For an up-to-date list of conference talks, with slides and video (when applicable), please check out the MediaArea Events page.
In December 2014, MediaArea started conducting interviews with FFV1, Matroska, and LPCM stakeholders in order to collect feedback and insights from the archives community. To date, interviews have been conducted with:
MediaArea proposes that the PREFORMA project may facilitate the standardization of featured file formats that face a documentation or standardization gap. A standardization effort will result in the development of conformance checkers that are more authoritative, stable, and credible. This plan is based upon MediaArea’s research drawn from past audiovisual standardization efforts, related open source communiites, and standards organization.
The priorities here are largely focused on archival sustainability factors:
The goal of the PREFORMA project is to address the challenge of implementing good quality standardised file formats for preserving data content in the long term. Our objective in regards to standardization FFV1 and Matroska is to improve the sustainability factors for both formats including disclosure, credibility, and transparency while also creating a mechanism to clarify, authoritatively, the intent of the specifications. After careful research into past IETF work (in particular Daala and Opus), we are planning to prepare FFV1 and Matroska for submission to the IETF.
Following the establishment of informational standards, we would coordinate a community driven effort to contribute to the development of version 4 of Matroska and FFV1 and submission of the results through more formal and vetted IETF standardization procedures.
Matroska is a open-licensed audiovisual container format with extensive and flexible features and an active user community. The format is supported by a set of core utilities for manipulating and assessing Matroska files, such as mkvtoolnix and mkvalidator.
Matroska is based on EBML, Extensible Binary Meta Language. An EBML file is comprised of one of many defined “Elements”. Each element is comprised of an identifier, a value that notes the size of the element’s data payload, and the data payload itself. The data payload can either be stored data or more nested elements. The top level elements of Matroska focus on track definition, chapters, attachment management, metadata tags, and encapsulation of audiovisual data. The Matroska element is analogous to QuickTime’s atom and AVI’s chunk.

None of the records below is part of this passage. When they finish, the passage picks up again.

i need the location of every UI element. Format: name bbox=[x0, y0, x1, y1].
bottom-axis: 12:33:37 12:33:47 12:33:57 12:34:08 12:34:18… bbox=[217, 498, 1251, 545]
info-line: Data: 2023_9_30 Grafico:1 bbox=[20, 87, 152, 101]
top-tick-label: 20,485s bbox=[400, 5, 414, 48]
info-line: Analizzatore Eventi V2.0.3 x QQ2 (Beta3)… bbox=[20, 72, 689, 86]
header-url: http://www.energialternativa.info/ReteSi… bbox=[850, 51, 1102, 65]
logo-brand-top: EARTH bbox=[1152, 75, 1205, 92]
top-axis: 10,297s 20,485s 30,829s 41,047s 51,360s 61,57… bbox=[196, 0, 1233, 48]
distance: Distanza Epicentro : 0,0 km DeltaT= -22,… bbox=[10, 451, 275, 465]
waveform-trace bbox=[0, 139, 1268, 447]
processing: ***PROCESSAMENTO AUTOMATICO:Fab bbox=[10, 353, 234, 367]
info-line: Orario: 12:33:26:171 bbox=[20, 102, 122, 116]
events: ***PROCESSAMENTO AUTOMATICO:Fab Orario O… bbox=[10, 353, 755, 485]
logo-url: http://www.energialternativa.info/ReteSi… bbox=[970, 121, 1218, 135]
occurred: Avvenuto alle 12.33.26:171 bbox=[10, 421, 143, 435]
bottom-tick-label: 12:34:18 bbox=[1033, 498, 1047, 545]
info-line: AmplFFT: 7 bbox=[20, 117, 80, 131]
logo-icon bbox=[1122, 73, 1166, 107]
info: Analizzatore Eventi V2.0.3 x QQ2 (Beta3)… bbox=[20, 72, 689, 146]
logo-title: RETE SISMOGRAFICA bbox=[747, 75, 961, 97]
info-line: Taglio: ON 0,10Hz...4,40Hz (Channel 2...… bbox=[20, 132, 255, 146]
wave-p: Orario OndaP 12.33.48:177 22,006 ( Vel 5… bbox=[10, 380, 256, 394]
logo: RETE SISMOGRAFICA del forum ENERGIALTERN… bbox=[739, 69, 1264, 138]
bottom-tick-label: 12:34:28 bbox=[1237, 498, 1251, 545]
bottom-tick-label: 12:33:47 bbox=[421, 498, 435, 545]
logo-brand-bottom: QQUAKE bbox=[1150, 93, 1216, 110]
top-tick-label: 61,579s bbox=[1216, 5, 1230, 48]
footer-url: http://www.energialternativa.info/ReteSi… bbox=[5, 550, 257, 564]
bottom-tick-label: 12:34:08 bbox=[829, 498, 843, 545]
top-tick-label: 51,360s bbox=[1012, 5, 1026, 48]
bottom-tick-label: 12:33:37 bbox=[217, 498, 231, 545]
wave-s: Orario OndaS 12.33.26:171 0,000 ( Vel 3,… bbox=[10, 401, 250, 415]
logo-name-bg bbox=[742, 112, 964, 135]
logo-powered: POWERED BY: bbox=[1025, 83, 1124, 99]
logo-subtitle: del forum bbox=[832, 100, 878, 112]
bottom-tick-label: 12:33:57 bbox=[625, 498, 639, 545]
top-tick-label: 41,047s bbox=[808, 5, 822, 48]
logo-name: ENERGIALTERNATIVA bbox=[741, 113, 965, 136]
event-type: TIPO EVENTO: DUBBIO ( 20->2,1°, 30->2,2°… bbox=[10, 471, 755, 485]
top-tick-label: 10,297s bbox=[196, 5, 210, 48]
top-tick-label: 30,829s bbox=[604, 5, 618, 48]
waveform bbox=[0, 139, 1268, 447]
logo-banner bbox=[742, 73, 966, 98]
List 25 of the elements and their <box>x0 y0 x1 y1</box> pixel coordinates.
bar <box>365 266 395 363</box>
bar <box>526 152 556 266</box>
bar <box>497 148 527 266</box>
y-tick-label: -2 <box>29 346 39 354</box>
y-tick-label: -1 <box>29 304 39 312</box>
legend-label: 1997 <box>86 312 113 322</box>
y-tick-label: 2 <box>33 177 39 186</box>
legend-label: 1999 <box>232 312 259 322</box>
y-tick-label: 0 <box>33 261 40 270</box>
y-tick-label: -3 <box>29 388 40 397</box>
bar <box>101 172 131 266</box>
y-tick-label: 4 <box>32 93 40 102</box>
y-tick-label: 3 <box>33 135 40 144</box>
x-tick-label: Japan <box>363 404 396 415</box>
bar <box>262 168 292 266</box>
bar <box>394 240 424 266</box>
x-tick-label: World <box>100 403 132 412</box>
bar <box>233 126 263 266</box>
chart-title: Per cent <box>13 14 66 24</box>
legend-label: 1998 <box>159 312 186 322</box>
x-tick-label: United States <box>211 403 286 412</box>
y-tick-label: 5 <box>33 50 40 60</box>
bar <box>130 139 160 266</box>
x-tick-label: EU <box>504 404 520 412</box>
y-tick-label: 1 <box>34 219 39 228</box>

Matroska integrates a flexible and semantically comprehensive hierarchical metadata structure as well as digital preservation features such as the ability to provide Cyclic Redundancy Check (CRC) checksums internally per selected elements. Because of its ability to use internal, regional CRC protection it is possible to update a Matroska file during OAIS events without any compromise to the fixity of its audiovisual payload.
Matroska has well written documentation and a draft specification but is not defined through an external standards organization although some drafts for such work have already been produced.
FFV1 is an efficient lossless video stream that is designed in a manner responsive to the requirements of digital preservation. Version 3 of this lossless codec is highly self-descriptive and stores its own information regarding field dominance, aspect ratio, and colorspace so that it is not reliant on a container format to store this information. Other streams that rely heavily on its container for technical description often face interoperability challenges.
FFV1 version 3 mandates storage of CRCs in frame headers to allow verification of the encoded data and stores error status messages. FFV1 version 3 is also a very flexible codec allowing adjustments to the encoding process based on different priorities such as size efficiency, data resilience, or encoding speed.
The specification documentation for FFV1 is partially complete and has recently been funded by vendors utilizing FFV1 as a codec for audiovisual preservation and large-scale digitisation efforts.
Linear Pulse Code Modulation (LPCM) is a ubiquitous and simple audio stream. PCM audio streams may be comprised of signed or unsigned samples, arranged in little-endian or big-endian arrangements, in any number of audio channels. PCM is very flexible but is not self-descriptive. A raw PCM file can not properly be decoded without knowing the sample encoding, channel count, endianness, bit depth, and sample rate. LPCM is typically dependent on its container format (such as WAV) to store sufficient metadata for its decoding.
Because PCM streams contain only audio samples without any codec structure or metadata within the stream, any data by itself could be considered valid PCM and decoded as audio. Determining the conformity or technical health of PCM data requires the context of information provided by its container format.